What Bellow did for the good ol’ mainstream literary novel (I say that with the utmost love for the ol’ thing) cannot be underestimated. Bellow seemed to keep in mind that the novel, if properly executed, was in its purest form a sort of panopticon for the study of all social classes, and his genuine interest in the diversity of human experience, including that outside the necessarily narrow sliver of his own, is part of what enabled his achievement. Yet he was clearly deeply affected by the upheavals of the 1960s. He wrote to Daniel Fuchs in 1974, of his 1970 National Book Award-winning Mr. Sammler’s Planet: “Sammler isn’t even a novel. It’s a dramatic essay of some sort, wrung from me by the crazy Sixties.” Of course, it is a novel — a relentless and still very contemporary one — but by denying its novel-ness, Bellow was simply making the point that the Sixties were so crazy he could hardly write fiction that measured up. And yet he did. (I am a heterodox Bellowphile. Mr. Sammler’s Planet and Henderson the Rain King, often ranked in the middle of his oeuvre, are my favorite books by him.)

By 1968, he’d written to Peltz that “the great men are gone, though; we having nothing but punks.” The context of this statement was his pining for P.T. Barnum: if “Barnum were alive,” Bellow wrote, “he and I could make a really great show of this” (referring to a conflict with an ex-wife). Bellow was often ready to make a joke of his highbrow lamentations.

In 1987, he wrote to Karl Shapiro:

Democrat that I am, I write for everybody but as you well know not everybody gives a damn. Grateful for what I can get, I absolve one and all. We weren’t brought up, you and I, to feel superior. The idea of giving the entire USA a Rorschach test in the arts is horrifying. Still, the fatal facts (for example, that our souls are gasping for oxygen) can’t be covered up.

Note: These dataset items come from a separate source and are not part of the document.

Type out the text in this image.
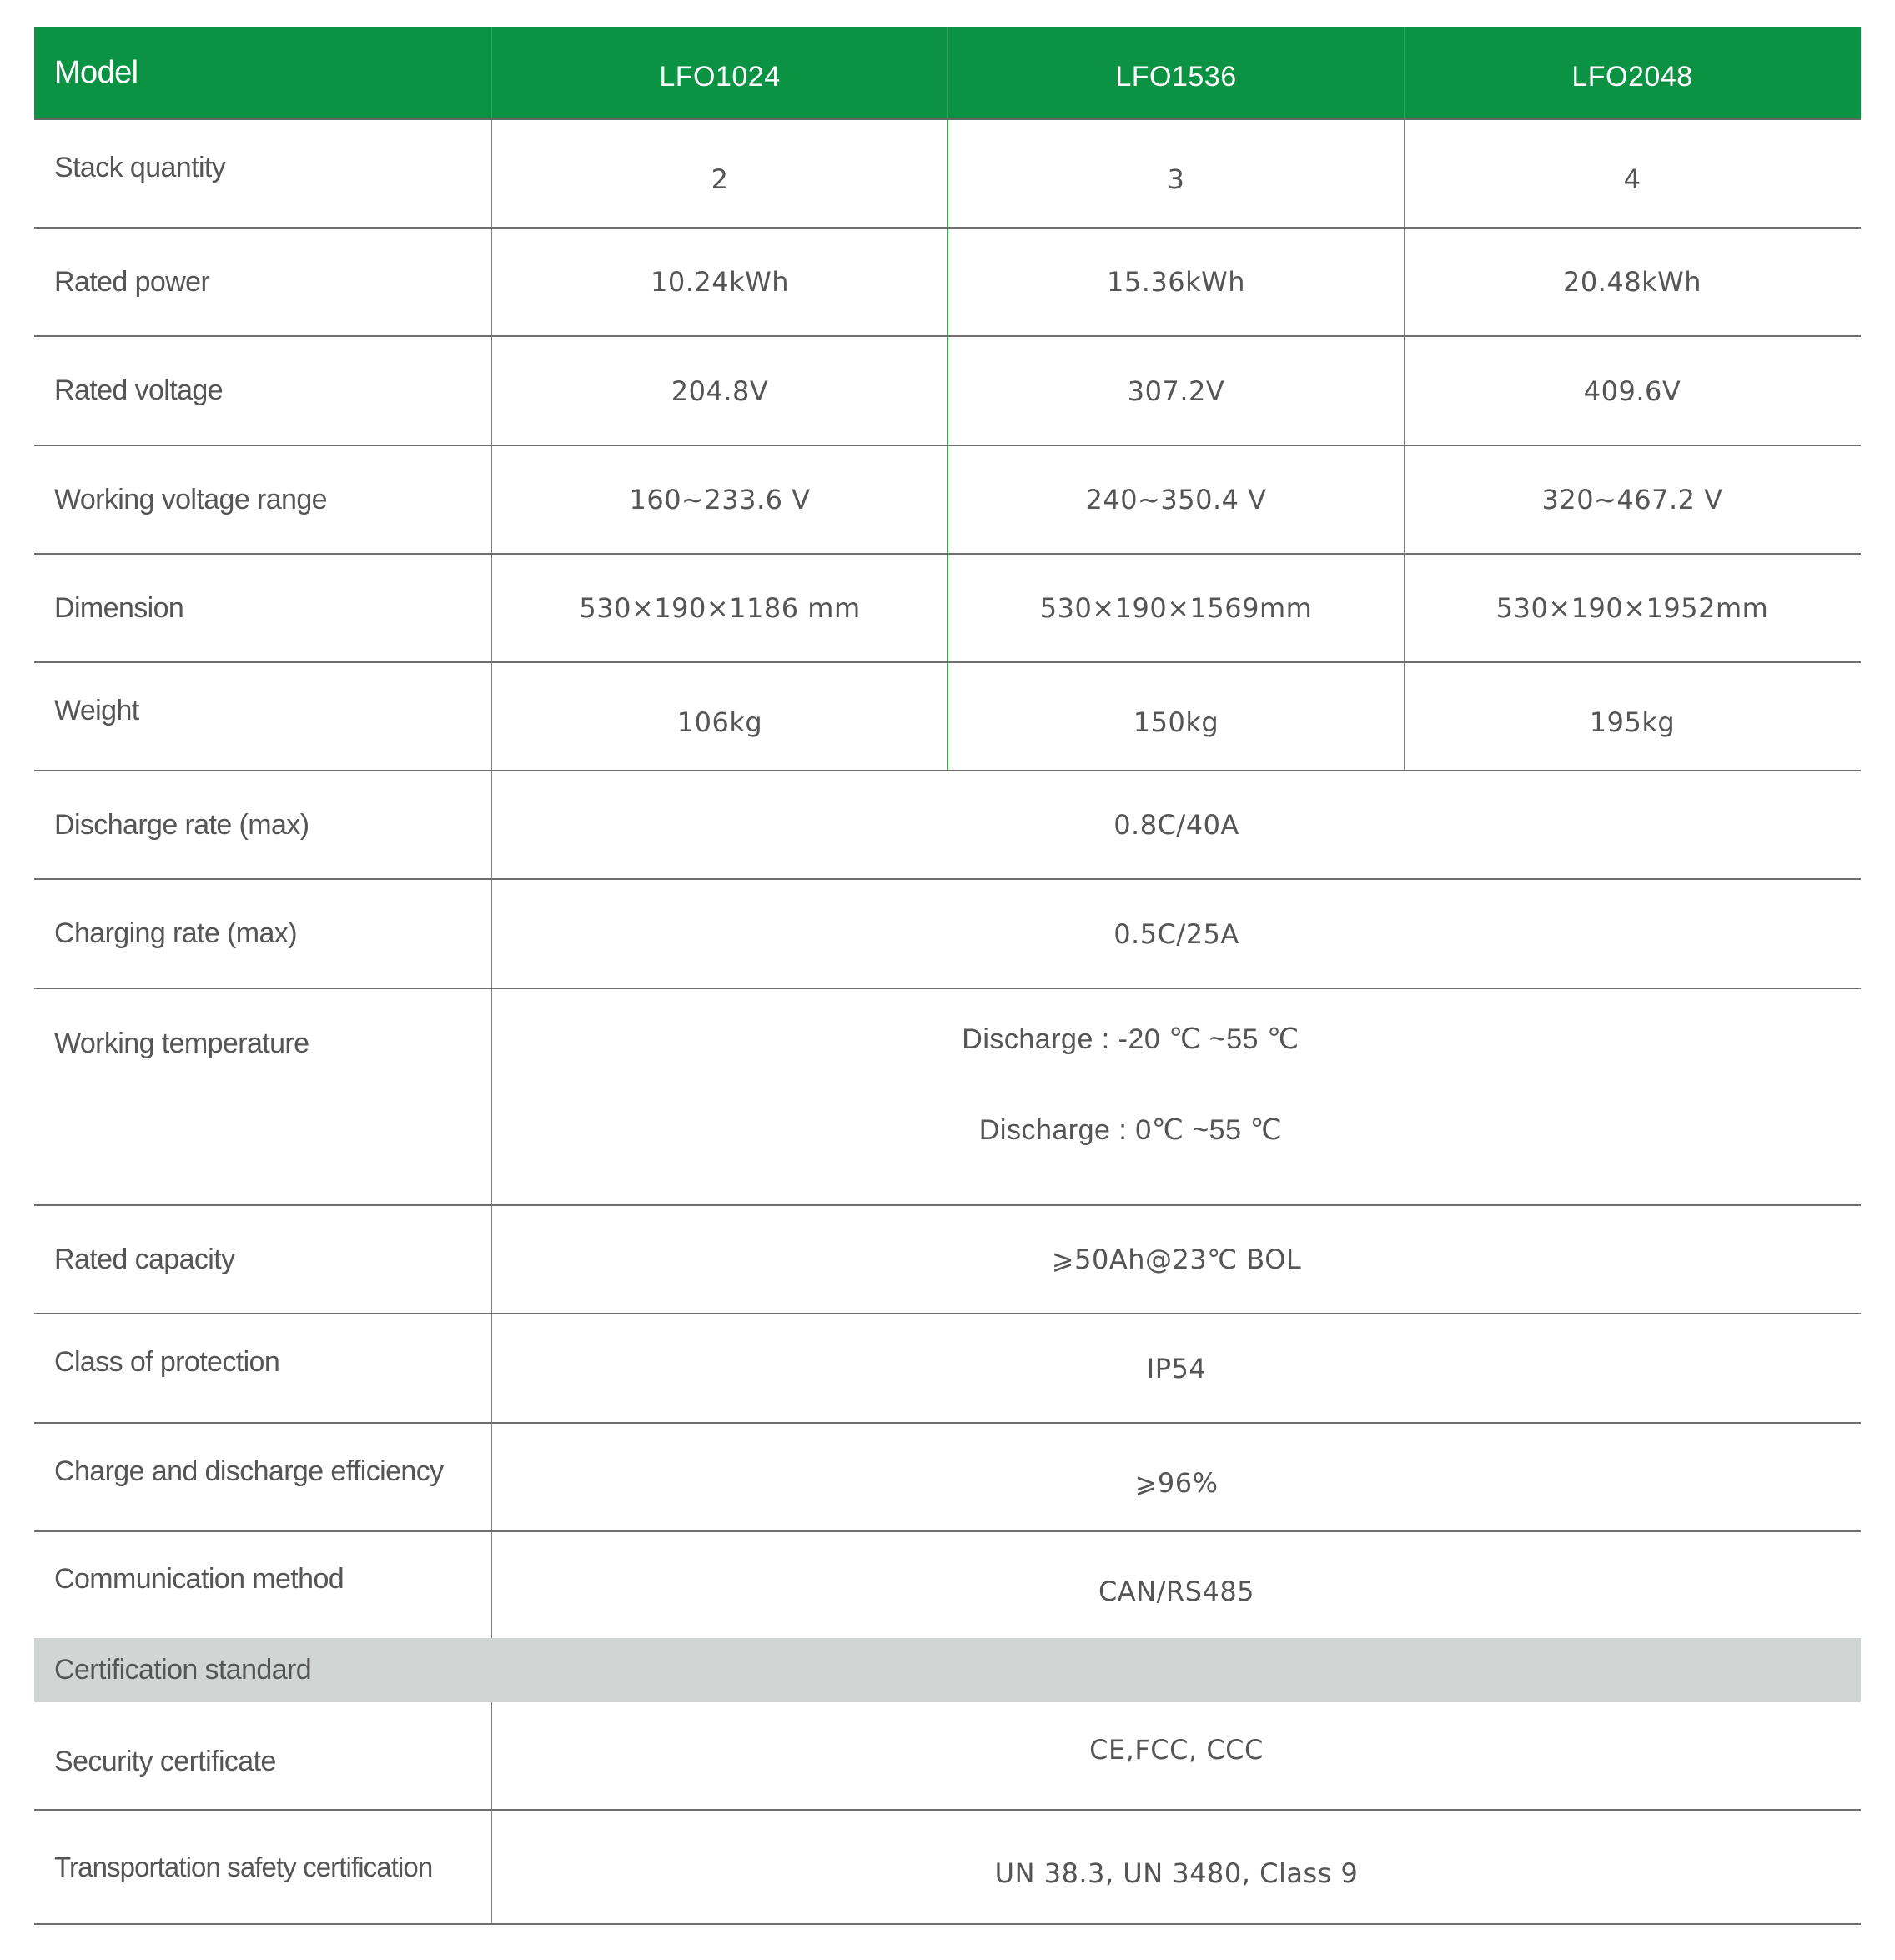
Model	LFO1024	LFO1536	LFO2048
Stack quantity	2	3	4
Rated power	10.24kWh	15.36kWh	20.48kWh
Rated voltage	204.8V	307.2V	409.6V
Working voltage range	160~233.6 V	240~350.4 V	320~467.2 V
Dimension	530×190×1186 mm	530×190×1569mm	530×190×1952mm
Weight	106kg	150kg	195kg
Discharge rate (max)	0.8C/40A
Charging rate (max)	0.5C/25A
Working temperature	Discharge : -20 ℃ ~55 ℃
Discharge : 0℃ ~55 ℃
Rated capacity	⩾50Ah@23℃ BOL
Class of protection	IP54
Charge and discharge efficiency	⩾96%
Communication method	CAN/RS485
Certification standard
Security certificate	CE,FCC, CCC
Transportation safety certification	UN 38.3, UN 3480, Class 9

Bellow’s conservatism is often overplayed, partially in an attempt to fit him into the narrative that saw several Trotskyites (which he was) of his age group later become Neocons (which he was not) or something approximating “conservative” (which he was in some ways). But what thoughtful person is not, in our moment of Jersey Shore (a stand-in for all cultural nightmares) a bit of a cultural conservative a la Bellow? Bellow always loved good books and, despite becoming a snappy dresser, never disowned his roots. He wrote in 1948 to one friend about a mutual friend, who had grown up in Newark and seemed to change in Paris, “the man we bring forth has no richness compared with the man who really exists, thickened, fed and fattened by all of the facts about him, all of his history.” The Tea Party, with its all-in, doubled-down bet on American amnesia, would not have suited Bellow.

In 1992, he acknowledged to Stanley Elkin that, “The people I love – the great majority of them are unknown to me.” In the sentence before that he wrote, “I have trouble with thank-you notes or letters of recommendation and so I prefer to think of the pages of fiction that I write as the letters to the very best of non-correspondents.” Consider this review a thank-you note from a non-correspondent.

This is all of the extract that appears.